Cisco pulls out crystal ball with cloud predications

Despite the telco industry being fascinated by 5G deployments in the build up to 2020, Cisco piped up to make sure we don’t forget about the cloud.

Bringing out its crystal ball, can only assume the report was written by a few of the teams ‘futurists’, though it would appear the cloud is taking over the world. No-one should be particularly surprised considering the power available to organizations around the world through the implementation of cloud computing, though ‘sexier’ buzzwords have cast a shadow over the cloud.

Although data centre traffic has been on the rapid increase over the last couple of years, the Cisco team think this is only going to explode further. Annual global data centre IP traffic will reach 15.3 zettabytes (ZB) by the end of 2020, up from 4.7 ZB per year in 2015. In terms of the data centres themselves, 92% of workloads will be processed by cloud data centres by 2020, with workload density (workloads per physical server) up to 11.9 from the 7.3 that it is today.

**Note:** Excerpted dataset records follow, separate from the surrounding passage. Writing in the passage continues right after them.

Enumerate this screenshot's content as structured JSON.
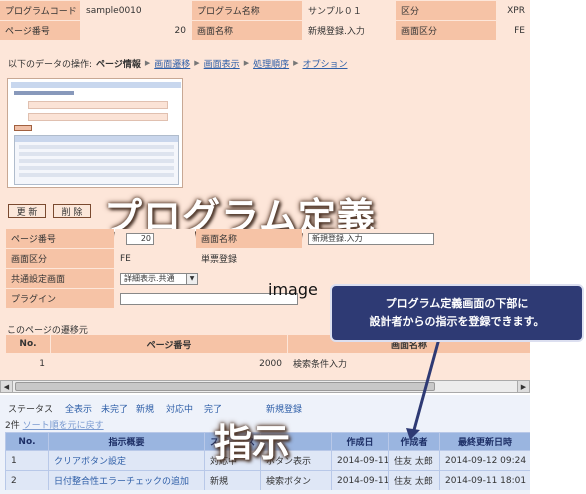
{
  "header": {
    "program_code_label": "プログラムコード",
    "program_code_value": "sample0010",
    "program_name_label": "プログラム名称",
    "program_name_value": "サンプル０１",
    "kubun_label": "区分",
    "kubun_value": "XPR",
    "page_no_label": "ページ番号",
    "page_no_value": "20",
    "screen_name_label": "画面名称",
    "screen_name_value": "新規登録.入力",
    "screen_kubun_label": "画面区分",
    "screen_kubun_value": "FE"
  },
  "ops": {
    "prefix": "以下のデータの操作:",
    "items": [
      "ページ情報",
      "画面遷移",
      "画面表示",
      "処理順序",
      "オプション"
    ]
  },
  "buttons": {
    "update": "更 新",
    "delete": "削 除"
  },
  "overlay": {
    "title": "プログラム定義",
    "instruction": "指示",
    "image_label": "image",
    "callout": "プログラム定義画面の下部に\n設計者からの指示を登録できます。"
  },
  "form": {
    "page_no_label": "ページ番号",
    "page_no_value": "20",
    "screen_name_label": "画面名称",
    "screen_name_value": "新規登録.入力",
    "screen_kubun_label": "画面区分",
    "screen_kubun_value": "FE",
    "screen_kubun_desc": "単票登録",
    "common_screen_label": "共通設定画面",
    "common_screen_value": "詳細表示.共通",
    "plugin_label": "プラグイン"
  },
  "transition": {
    "section_title": "このページの遷移元",
    "columns": [
      "No.",
      "ページ番号",
      "画面名称"
    ],
    "rows": [
      {
        "no": "1",
        "page": "2000",
        "name": "検索条件入力"
      }
    ]
  },
  "instructions": {
    "filters": [
      "ステータス",
      "全表示",
      "未完了",
      "新規",
      "対応中",
      "完了",
      "新規登録"
    ],
    "count_text": "2件",
    "sort_reset": "ソート順を元に戻す",
    "columns": [
      "No.",
      "指示概要",
      "ステータス",
      "",
      "作成日",
      "作成者",
      "最終更新日時"
    ],
    "rows": [
      {
        "no": "1",
        "summary": "クリアボタン設定",
        "status": "対応中",
        "target": "ボタン表示",
        "created": "2014-09-11",
        "author": "住友 太郎",
        "updated": "2014-09-12 09:24"
      },
      {
        "no": "2",
        "summary": "日付整合性エラーチェックの追加",
        "status": "新規",
        "target": "検索ボタン",
        "created": "2014-09-11",
        "author": "住友 太郎",
        "updated": "2014-09-11 18:01"
      }
    ]
  },
  "colors": {
    "accent_salmon": "#f6c3a6",
    "accent_peach": "#fde6d9",
    "callout_bg": "#2e3a74",
    "link": "#2f5fa8"
  }
}
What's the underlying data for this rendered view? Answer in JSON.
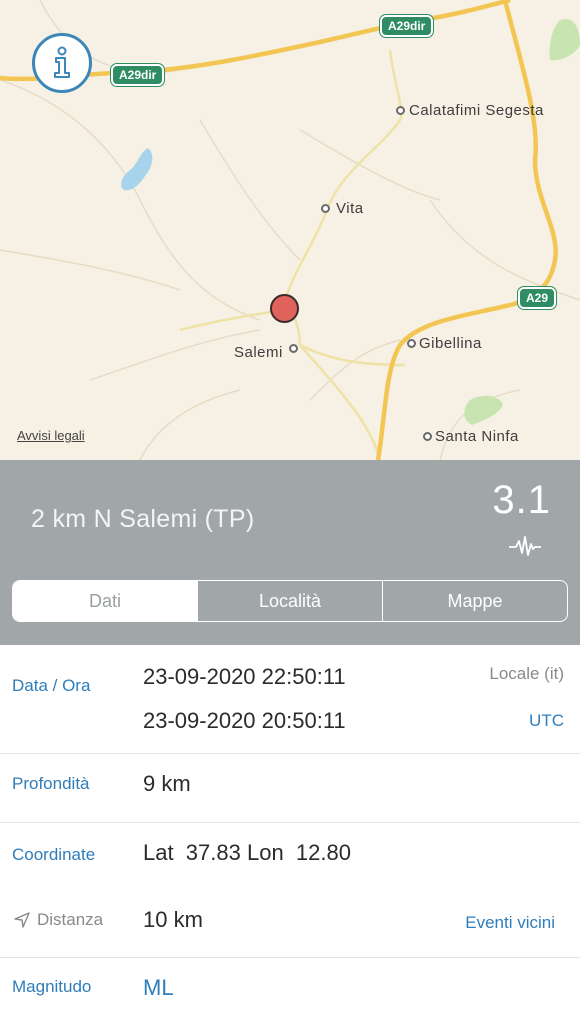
{
  "map": {
    "places": [
      "Calatafimi Segesta",
      "Vita",
      "Salemi",
      "Gibellina",
      "Santa Ninfa"
    ],
    "road_shields": [
      "A29dir",
      "A29dir",
      "A29"
    ],
    "legal_link": "Avvisi legali",
    "info_icon": "info-icon",
    "colors": {
      "land": "#f6f1e4",
      "highway": "#f3c654",
      "water": "#a7d4ec",
      "park": "#c7e4b1",
      "marker": "#e0625d",
      "accent": "#2f7dbb"
    }
  },
  "event": {
    "location": "2 km N Salemi (TP)",
    "magnitude": "3.1",
    "magnitude_icon": "seismograph-icon"
  },
  "tabs": [
    "Dati",
    "Località",
    "Mappe"
  ],
  "active_tab": "Dati",
  "details": {
    "date_label": "Data / Ora",
    "local_time": "23-09-2020 22:50:11",
    "local_label": "Locale (it)",
    "utc_time": "23-09-2020 20:50:11",
    "utc_label": "UTC",
    "depth_label": "Profondità",
    "depth_value": "9 km",
    "coord_label": "Coordinate",
    "coord_value": "Lat  37.83 Lon  12.80",
    "distance_label": "Distanza",
    "distance_value": "10 km",
    "distance_icon": "location-arrow-icon",
    "nearby_link": "Eventi vicini",
    "magnitude_label": "Magnitudo",
    "magnitude_type": "ML"
  }
}
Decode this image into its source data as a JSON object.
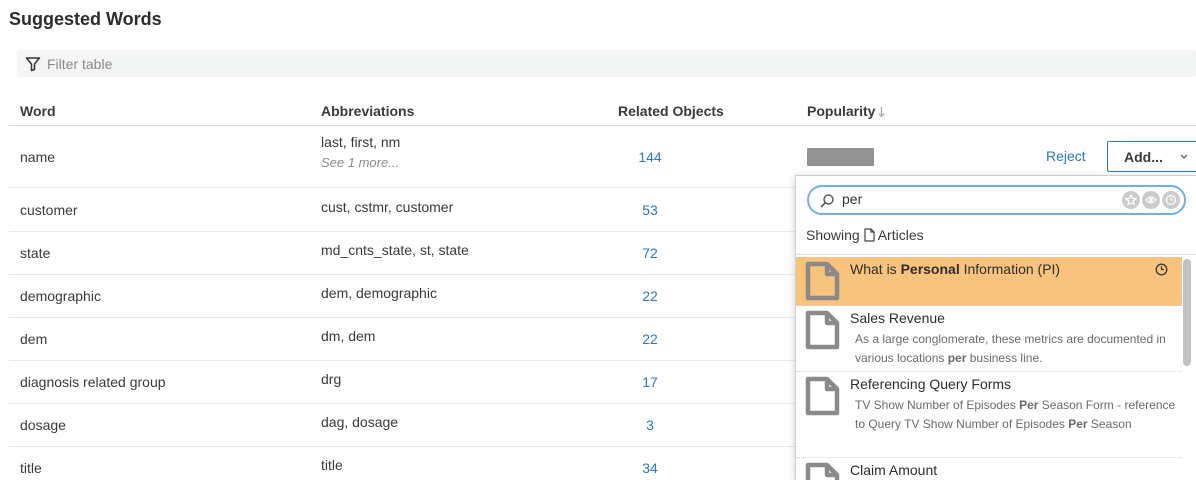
{
  "page": {
    "title": "Suggested Words"
  },
  "filter": {
    "placeholder": "Filter table"
  },
  "table": {
    "headers": {
      "word": "Word",
      "abbreviations": "Abbreviations",
      "related": "Related Objects",
      "popularity": "Popularity"
    },
    "rows": [
      {
        "word": "name",
        "abbreviations": "last, first, nm",
        "see_more": "See 1 more...",
        "related": "144",
        "popularity": 0.67
      },
      {
        "word": "customer",
        "abbreviations": "cust, cstmr, customer",
        "related": "53"
      },
      {
        "word": "state",
        "abbreviations": "md_cnts_state, st, state",
        "related": "72"
      },
      {
        "word": "demographic",
        "abbreviations": "dem, demographic",
        "related": "22"
      },
      {
        "word": "dem",
        "abbreviations": "dm, dem",
        "related": "22"
      },
      {
        "word": "diagnosis related group",
        "abbreviations": "drg",
        "related": "17"
      },
      {
        "word": "dosage",
        "abbreviations": "dag, dosage",
        "related": "3"
      },
      {
        "word": "title",
        "abbreviations": "title",
        "related": "34"
      }
    ]
  },
  "actions": {
    "reject": "Reject",
    "add": "Add..."
  },
  "dropdown": {
    "search_value": "per",
    "showing_prefix": "Showing",
    "showing_type": "Articles",
    "results": [
      {
        "pre": "What is ",
        "bold": "Personal",
        "post": " Information (PI)",
        "highlighted": true
      },
      {
        "title": "Sales Revenue",
        "desc_pre": "As a large conglomerate, these metrics are documented in various locations ",
        "desc_bold": "per",
        "desc_post": " business line."
      },
      {
        "title": "Referencing Query Forms",
        "desc_pre": "TV Show Number of Episodes ",
        "desc_bold": "Per",
        "desc_mid": " Season Form - reference to Query TV Show Number of Episodes ",
        "desc_bold2": "Per",
        "desc_post": " Season"
      },
      {
        "title": "Claim Amount"
      }
    ]
  },
  "colors": {
    "accent": "#2a78c7",
    "highlight": "#f8c37c",
    "bar": "#929292"
  }
}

Despite security and residency concerns surrounding the world of public cloud, Cisco believe this will have mostly disappeared by 2020, with the team estimating 68% of the cloud workloads will be in public cloud data centres, compared to 49% today.

Part of this growth will be driven by the Internet of Everything (IoE), as the total amount of data created (and not necessarily stored) by any device will reach 600 ZB per year by 2020, up from 145 ZB per year in 2015. Due to the amount of information being collected and the desire of organizations to have this data analysed at the edge of the network, the Cisco team also believe the amount of data stored on devices will be 5 times higher than data stored in data centres, at 5.3 ZB.

Smart City Data

Looking at the IoE side of things, growth in machine-to-machine connections and applications is also driving new data analytics needs. While the majority of these applications will not generate huge amounts of traffic, the volume of these devices is creating the challenge. Some of the analytics can be handled on the edge, though in some cases there will be a requirement for the cloud to play a role.

One of the main challenges engineers will have to face in the next couple of years is how to prioritize this information, but also where to analyse it. The functionality to manage local as well as central application management will be increasingly critical.

So while the world is getting hot and heavy for 5G and IoT, it should not forget the importance of the cloud. It may not be as ‘sexy’, but scalable, flexible and agile compute power and storage capabilities will drive the success of the industry.